For the first time, geologists have taken a peek underground at damage caused by past earthquakes along the New Madrid seismic zone, part of which is in northeast Arkansas.
They don't like what they see.
Research of vertical ground movement conducted by Karl Mueller, a geological sciences professor at the University of Colorado-Boulder, indicates that a 7.5-magnitude earthquake could occur every 1,000 years.
Scientists predict that there is up to a 70 percent chance that a 6.0-magnitude quake will strike along the seismic zone within the next 15 years. There's a 90 percent probability of a 6.0 tremor before 2040, according to the study.
The research rebuts earlier research by a Northwestern University scientist who said the New Madrid seismic zone was becoming dormant.
"We certainly think it's a hazard," Mueller said Thursday. "You're sitting on a loaded gun."
The zone cuts through the Midwest, from Cairo, Ill., southwest to Marked Tree in Arkansas.
The fault system is best known for its series of great quakes in 1811-1812 near New Madrid, Mo. Estimated magnitudes of the tremors ranged between 7.8 and 8.1. They were powerful enough to ring church bells in Boston and cause buildings to crack in Savannah, Ga.

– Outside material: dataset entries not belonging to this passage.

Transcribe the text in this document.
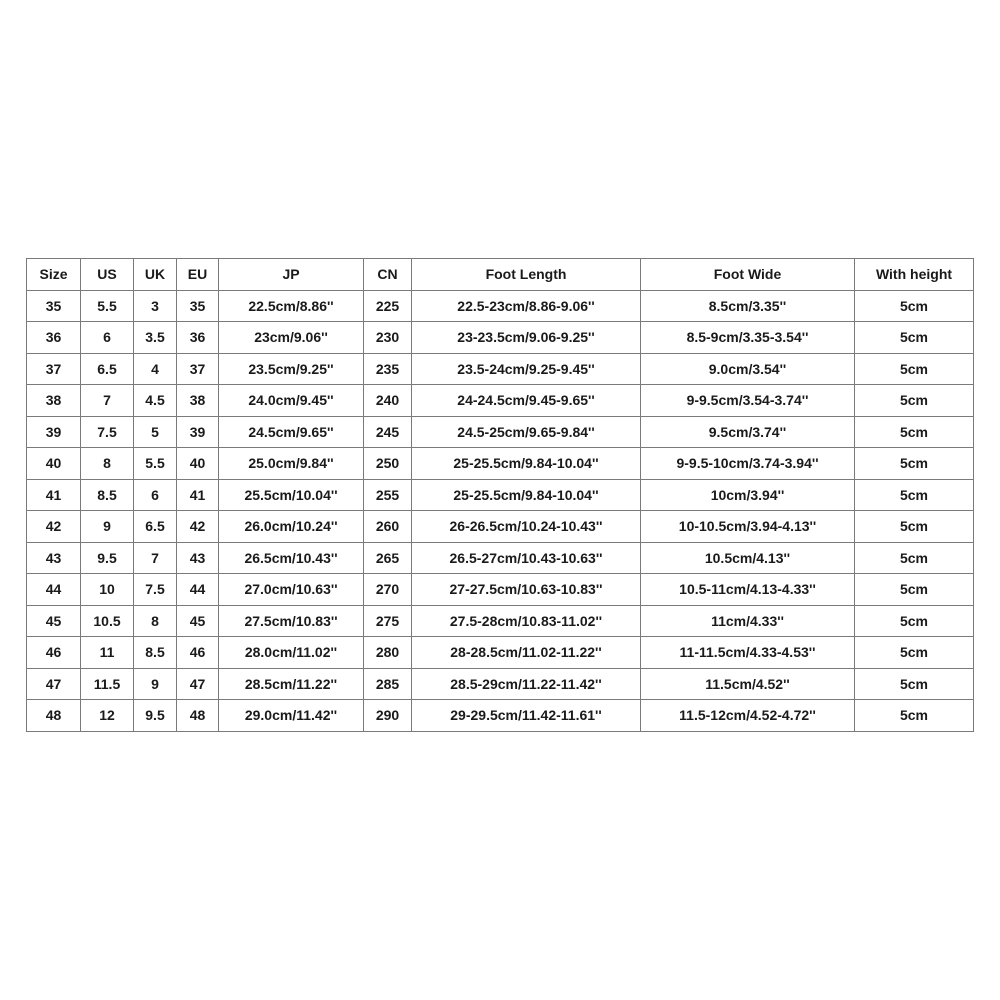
Size	US	UK	EU	JP	CN	Foot Length	Foot Wide	With height
35	5.5	3	35	22.5cm/8.86''	225	22.5-23cm/8.86-9.06''	8.5cm/3.35''	5cm
36	6	3.5	36	23cm/9.06''	230	23-23.5cm/9.06-9.25''	8.5-9cm/3.35-3.54''	5cm
37	6.5	4	37	23.5cm/9.25''	235	23.5-24cm/9.25-9.45''	9.0cm/3.54''	5cm
38	7	4.5	38	24.0cm/9.45''	240	24-24.5cm/9.45-9.65''	9-9.5cm/3.54-3.74''	5cm
39	7.5	5	39	24.5cm/9.65''	245	24.5-25cm/9.65-9.84''	9.5cm/3.74''	5cm
40	8	5.5	40	25.0cm/9.84''	250	25-25.5cm/9.84-10.04''	9-9.5-10cm/3.74-3.94''	5cm
41	8.5	6	41	25.5cm/10.04''	255	25-25.5cm/9.84-10.04''	10cm/3.94''	5cm
42	9	6.5	42	26.0cm/10.24''	260	26-26.5cm/10.24-10.43''	10-10.5cm/3.94-4.13''	5cm
43	9.5	7	43	26.5cm/10.43''	265	26.5-27cm/10.43-10.63''	10.5cm/4.13''	5cm
44	10	7.5	44	27.0cm/10.63''	270	27-27.5cm/10.63-10.83''	10.5-11cm/4.13-4.33''	5cm
45	10.5	8	45	27.5cm/10.83''	275	27.5-28cm/10.83-11.02''	11cm/4.33''	5cm
46	11	8.5	46	28.0cm/11.02''	280	28-28.5cm/11.02-11.22''	11-11.5cm/4.33-4.53''	5cm
47	11.5	9	47	28.5cm/11.22''	285	28.5-29cm/11.22-11.42''	11.5cm/4.52''	5cm
48	12	9.5	48	29.0cm/11.42''	290	29-29.5cm/11.42-11.61''	11.5-12cm/4.52-4.72''	5cm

An offshoot of the fault, or lineament, shook northeast Arkansas and southern Missouri last month. Scientists said the epicenter of the 3.9-magnitude quake, the third-largest in Arkansas in 25 years, was near Middlebrook in northern Randolph County.
Unlike faults along the San Andreas seismic zone, which are on top of the earth's surface, New Madrid faults are buried beneath hundreds of feet of Mississippi River sediment. Such faults can raise and lower the landscape without actually breaking the earth's surface.
Mueller calls such land formations "blind-thrusts." The thrusts fold layers of rock beneath the surface as they absorb the upward energy released by earthquakes. The trenches offered a view of some of the earth's vertical movement.
Scientists predict that there is up to a 70 percent chance that a 6.0-magnitude quake will strike along the seismic zone within the next 15 years. There's a 90 percent probability of a 6.0 tremor before 2040, according to the study.